Vabbè, il discorso sulle utopie ed eterotopie è forse da evitare adesso. Quando finiscono su carta si restituiscono come allusioni a un’immagine molteplice e agli  aspetti specifici che abbiamo deciso di circoscrivere da quell’immagine, o solamente di quelli  che – con più o meno esattezza – siamo riusciti a ricopiare. Così avviene quando iniziamo a  scrivere un racconto o pensiamo a una composizione pittorica. Astraiamo dalla molteplicità  della realtà, o di quella che per ciascuno di noi essa rappresenta, un luogo di partenza che  poi, con poche linee, definiamo e andiamo a fermare. 

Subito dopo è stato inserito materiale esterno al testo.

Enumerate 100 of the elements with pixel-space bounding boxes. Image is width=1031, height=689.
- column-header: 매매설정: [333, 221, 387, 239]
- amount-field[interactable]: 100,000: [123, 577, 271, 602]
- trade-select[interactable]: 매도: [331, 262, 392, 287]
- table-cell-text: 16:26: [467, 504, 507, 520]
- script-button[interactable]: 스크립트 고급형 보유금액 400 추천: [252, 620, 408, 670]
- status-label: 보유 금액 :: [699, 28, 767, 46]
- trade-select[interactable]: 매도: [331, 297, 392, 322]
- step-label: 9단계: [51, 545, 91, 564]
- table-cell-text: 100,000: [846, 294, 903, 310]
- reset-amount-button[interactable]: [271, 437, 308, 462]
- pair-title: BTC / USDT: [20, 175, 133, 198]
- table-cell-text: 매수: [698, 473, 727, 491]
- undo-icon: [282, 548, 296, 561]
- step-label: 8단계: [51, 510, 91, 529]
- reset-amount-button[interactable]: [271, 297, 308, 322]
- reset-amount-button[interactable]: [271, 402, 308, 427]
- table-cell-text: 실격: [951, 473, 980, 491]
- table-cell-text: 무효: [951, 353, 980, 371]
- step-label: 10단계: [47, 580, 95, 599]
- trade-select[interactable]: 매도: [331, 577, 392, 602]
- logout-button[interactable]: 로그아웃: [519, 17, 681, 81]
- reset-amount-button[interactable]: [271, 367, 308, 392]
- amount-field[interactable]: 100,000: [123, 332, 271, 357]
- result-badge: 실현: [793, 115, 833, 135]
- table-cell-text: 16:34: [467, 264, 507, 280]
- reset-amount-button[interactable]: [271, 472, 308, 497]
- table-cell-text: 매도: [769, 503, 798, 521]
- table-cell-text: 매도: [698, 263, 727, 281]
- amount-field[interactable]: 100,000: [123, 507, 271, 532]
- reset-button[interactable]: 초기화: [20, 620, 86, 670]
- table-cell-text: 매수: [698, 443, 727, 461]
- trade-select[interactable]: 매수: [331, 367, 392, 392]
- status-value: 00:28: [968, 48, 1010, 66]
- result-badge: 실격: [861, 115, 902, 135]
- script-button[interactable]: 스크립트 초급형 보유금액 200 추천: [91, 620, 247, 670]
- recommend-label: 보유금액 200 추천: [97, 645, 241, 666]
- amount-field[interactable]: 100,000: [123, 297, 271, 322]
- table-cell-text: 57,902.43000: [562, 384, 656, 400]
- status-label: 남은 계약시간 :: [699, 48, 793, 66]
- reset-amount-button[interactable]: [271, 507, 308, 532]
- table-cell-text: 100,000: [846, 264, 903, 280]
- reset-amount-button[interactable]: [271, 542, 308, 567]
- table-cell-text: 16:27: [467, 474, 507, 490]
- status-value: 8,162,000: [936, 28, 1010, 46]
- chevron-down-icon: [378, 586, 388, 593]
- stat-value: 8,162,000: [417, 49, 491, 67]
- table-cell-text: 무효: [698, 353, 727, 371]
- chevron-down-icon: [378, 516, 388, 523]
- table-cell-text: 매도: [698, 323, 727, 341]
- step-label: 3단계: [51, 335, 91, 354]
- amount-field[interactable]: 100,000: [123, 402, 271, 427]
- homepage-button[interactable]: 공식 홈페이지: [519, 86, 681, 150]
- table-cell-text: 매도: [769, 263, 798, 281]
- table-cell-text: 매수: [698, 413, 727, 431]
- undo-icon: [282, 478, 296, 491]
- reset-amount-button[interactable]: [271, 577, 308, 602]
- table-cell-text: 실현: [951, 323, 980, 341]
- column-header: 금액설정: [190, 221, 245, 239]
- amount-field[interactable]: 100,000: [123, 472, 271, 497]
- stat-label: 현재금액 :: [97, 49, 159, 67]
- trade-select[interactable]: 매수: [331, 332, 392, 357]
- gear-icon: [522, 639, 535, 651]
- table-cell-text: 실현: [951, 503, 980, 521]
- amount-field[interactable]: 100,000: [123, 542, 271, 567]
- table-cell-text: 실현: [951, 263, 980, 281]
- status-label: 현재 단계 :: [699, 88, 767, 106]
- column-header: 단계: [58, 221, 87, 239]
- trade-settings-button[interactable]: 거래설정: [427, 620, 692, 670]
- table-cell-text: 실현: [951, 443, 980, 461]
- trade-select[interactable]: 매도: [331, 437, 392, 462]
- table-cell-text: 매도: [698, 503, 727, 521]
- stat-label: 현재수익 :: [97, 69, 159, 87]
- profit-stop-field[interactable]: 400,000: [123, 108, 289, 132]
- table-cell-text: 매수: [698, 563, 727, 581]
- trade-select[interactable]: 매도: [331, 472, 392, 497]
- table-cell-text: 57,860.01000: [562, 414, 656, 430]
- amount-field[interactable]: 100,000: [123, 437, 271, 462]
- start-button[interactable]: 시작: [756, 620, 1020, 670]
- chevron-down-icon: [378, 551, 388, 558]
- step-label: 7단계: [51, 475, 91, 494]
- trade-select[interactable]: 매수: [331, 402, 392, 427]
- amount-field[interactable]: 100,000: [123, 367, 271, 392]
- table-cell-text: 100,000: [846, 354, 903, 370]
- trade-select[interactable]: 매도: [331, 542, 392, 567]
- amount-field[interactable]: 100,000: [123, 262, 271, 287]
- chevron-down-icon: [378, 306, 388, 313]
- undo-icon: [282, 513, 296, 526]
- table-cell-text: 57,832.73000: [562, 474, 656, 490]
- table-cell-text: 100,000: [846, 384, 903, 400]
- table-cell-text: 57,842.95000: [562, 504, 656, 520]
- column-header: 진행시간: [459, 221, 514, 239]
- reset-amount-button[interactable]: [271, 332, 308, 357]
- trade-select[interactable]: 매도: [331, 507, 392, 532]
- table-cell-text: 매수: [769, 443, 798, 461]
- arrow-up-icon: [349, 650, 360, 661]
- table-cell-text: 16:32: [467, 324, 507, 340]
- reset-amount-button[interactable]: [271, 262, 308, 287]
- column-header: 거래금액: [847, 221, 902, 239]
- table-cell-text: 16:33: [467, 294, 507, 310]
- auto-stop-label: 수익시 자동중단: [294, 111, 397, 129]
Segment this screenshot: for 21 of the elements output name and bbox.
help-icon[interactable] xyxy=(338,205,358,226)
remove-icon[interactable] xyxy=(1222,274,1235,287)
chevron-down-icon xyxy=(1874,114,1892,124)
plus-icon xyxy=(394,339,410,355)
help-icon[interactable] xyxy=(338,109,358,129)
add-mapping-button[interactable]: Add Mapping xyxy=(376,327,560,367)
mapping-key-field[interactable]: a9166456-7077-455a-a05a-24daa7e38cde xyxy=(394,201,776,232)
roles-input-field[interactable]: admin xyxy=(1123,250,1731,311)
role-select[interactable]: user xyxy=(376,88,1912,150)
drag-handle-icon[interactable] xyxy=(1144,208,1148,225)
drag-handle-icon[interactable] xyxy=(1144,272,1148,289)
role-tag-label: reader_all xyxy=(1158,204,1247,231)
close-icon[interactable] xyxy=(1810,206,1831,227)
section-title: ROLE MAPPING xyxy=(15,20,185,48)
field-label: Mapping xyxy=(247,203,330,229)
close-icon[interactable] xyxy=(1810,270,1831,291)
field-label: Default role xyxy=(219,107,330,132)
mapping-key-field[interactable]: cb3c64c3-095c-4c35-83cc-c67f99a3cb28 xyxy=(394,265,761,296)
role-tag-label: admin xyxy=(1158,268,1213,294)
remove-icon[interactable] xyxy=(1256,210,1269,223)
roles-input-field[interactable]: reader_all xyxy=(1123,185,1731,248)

Le opere che ho selezionato per questo approfondimento, per esempio, contengono al loro  interno tutte e tre un certo grado di distanza rispetto a quell’immagine e segnano in qualche  modo il percorso che intercorre tra quella molteplicità e l’immagine individuale. Ecco allora che la matrice xilografica verrà riprodotta fino a quando sarà in grado di stampare  immagini definite di quel luogo e che il basamento in legno della pietra Suiseki custodisce al  suo interno una sua parte (l’impronta di quell’oggetto), o che l’immagine fotografica cattura nel  gioco di specchi il riflesso sul vetro. In tutti e tre i casi l’apparenza non viene più fruita  direttamente come apparenza, ma in quanto simbolo. Un’allusione a quel luogo di partenza. 

Forse siamo proprio tutto quello che abbiamo definito. E soprattutto siamo molte altre  possibilità non (ancora) avvenute. In potenza. Simbolici perché in carenza di definizioni  immutabili. Alla ricerca di significati poiché, per natura, nati in difetto e vissuti al negativo della  Realtà. L’arte può solamente muoversi per osmosi. 

Tutti questi simboli sono immersi in questo flusso osmotico e, in base alla differenza del  potenziale magnetico a cui sono sollecitati, s’invischiano o si separano dalla realtà,  sembrandoci talvolta immagini tanto coincise quanto menzognere e altre volte invece quasi  verità.